Here is the catch-22. The cluster vendor will only support the cluster with the old firmware because the new firmware has not been “qualified” yet. But, when the vendor is told about the problem, they gladly provide a new switch with new firmware that must be downgraded to the old firmware so that the support contract can remain in place. And, the person that is sent to install the new switch “does not do firmware.” The customer who purchased a support contract now has to downgrade the switch so it will “stack” with the existing switch.
The current problem might be solved with a firmware update. The vendor does not seem interested in fixing the “whole” problem other than sending incompatible parts. As I see it, shabby support requires that old firmware be used, which requires the end user to do their own support and trouble-shooting which means they essentially get no support.

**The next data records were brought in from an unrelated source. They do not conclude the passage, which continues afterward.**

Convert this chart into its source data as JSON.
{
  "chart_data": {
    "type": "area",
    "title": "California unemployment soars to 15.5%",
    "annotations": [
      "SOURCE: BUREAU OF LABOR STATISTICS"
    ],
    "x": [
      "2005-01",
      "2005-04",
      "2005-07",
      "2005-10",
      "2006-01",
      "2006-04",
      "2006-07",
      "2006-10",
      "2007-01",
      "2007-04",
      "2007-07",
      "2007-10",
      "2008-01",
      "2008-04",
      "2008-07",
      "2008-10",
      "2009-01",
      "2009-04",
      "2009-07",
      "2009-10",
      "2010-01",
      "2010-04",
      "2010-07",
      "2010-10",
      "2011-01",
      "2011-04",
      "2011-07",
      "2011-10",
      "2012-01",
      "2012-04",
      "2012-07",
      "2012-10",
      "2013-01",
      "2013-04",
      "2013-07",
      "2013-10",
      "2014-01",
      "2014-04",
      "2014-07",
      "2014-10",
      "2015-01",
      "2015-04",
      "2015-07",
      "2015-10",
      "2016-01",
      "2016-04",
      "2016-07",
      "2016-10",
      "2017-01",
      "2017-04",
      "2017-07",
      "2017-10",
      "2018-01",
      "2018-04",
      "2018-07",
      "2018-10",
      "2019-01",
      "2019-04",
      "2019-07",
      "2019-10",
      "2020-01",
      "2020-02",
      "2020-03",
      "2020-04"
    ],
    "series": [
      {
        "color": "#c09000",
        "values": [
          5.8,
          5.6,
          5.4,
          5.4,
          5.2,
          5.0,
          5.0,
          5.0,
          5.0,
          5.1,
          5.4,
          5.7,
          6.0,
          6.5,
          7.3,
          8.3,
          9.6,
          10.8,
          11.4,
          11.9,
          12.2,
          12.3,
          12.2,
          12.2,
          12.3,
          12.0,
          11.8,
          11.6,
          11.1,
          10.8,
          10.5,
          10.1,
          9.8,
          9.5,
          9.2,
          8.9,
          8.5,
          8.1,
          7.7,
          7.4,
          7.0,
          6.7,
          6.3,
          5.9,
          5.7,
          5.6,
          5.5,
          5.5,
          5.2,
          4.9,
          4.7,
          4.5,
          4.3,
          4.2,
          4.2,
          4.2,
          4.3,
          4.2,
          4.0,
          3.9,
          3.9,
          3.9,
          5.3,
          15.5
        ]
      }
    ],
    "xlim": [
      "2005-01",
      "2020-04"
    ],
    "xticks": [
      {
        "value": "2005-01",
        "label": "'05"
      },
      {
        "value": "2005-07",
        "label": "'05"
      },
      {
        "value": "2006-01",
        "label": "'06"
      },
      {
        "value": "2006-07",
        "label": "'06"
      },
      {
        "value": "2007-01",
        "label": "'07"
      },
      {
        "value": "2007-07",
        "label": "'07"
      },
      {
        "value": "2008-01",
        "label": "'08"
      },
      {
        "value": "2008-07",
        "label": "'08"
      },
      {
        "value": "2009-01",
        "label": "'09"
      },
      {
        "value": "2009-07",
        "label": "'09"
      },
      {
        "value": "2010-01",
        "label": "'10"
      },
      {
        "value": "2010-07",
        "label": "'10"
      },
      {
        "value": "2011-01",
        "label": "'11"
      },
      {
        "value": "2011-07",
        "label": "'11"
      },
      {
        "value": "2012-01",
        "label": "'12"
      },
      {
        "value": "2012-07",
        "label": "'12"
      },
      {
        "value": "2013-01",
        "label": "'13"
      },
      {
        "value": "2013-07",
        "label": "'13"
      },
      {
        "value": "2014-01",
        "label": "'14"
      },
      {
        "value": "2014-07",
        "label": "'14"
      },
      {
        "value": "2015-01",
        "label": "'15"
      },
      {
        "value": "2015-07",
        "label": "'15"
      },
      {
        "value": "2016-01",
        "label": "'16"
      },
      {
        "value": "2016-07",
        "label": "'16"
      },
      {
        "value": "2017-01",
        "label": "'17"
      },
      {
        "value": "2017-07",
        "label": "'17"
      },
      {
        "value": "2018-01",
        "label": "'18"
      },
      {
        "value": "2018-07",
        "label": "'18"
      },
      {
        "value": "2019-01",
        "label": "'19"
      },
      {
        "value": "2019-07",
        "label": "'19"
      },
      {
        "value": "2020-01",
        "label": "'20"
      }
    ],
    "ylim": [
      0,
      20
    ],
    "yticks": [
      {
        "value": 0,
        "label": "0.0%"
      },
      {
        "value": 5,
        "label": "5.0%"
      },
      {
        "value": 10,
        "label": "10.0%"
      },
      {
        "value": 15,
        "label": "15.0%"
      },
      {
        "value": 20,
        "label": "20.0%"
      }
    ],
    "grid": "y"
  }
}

Make sense? Not to me.
I’m not interested in telling war stories or discussing how to fix cluster issues. There is a higher lesson here. What many vendors forget is clusters are a “system” not a pile of servers, switches, and cables. Many vendors treat them as individual parts and have no clue how to support the “whole system.” They proudly boast of selling clusters, but what they are selling are connected islands of hardware each with individual support. It is rare that a vendor takes responsibility for the whole system.

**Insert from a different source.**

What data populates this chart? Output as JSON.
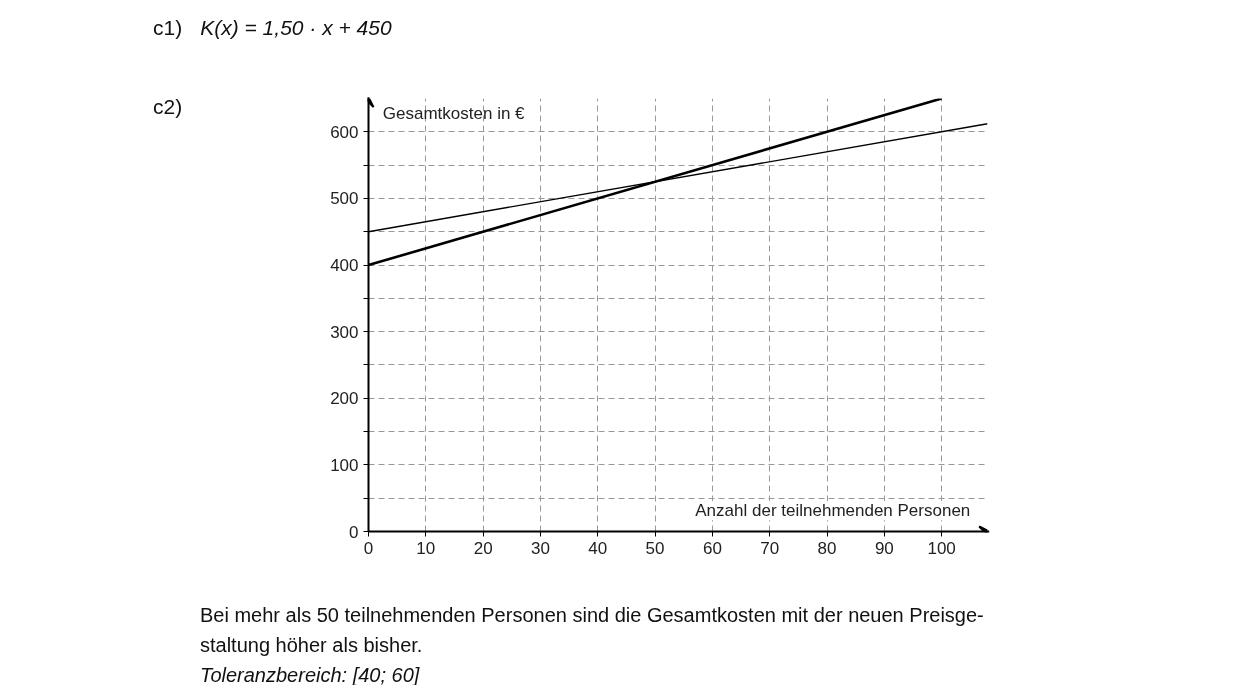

To be fair, clusters can be complicated and custom systems (much like storage networks). There are vendors, usually not the large vendors, who understand this reality. They design, build, and support clusters as complete systems. These integrator-vendors usually take some responsibly for both hardware and software.
What surprises me the most about the above situation is that it is generally the rule and not the exception. I have been involved with clusters since the mid-90’s and today’s situation reminds me of the early years where everyone was still trying to figure out how to build these things. At least there was an excuse back then. The only piece of advice I can give is when buying a “cluster” ask the vendor for the name and phone number of the person (or group) who is going to help solve software and hardware issues that involve multiple components from multiple vendors. Most vendors hold up mirror at this point. Keep talking to the ones who don’t.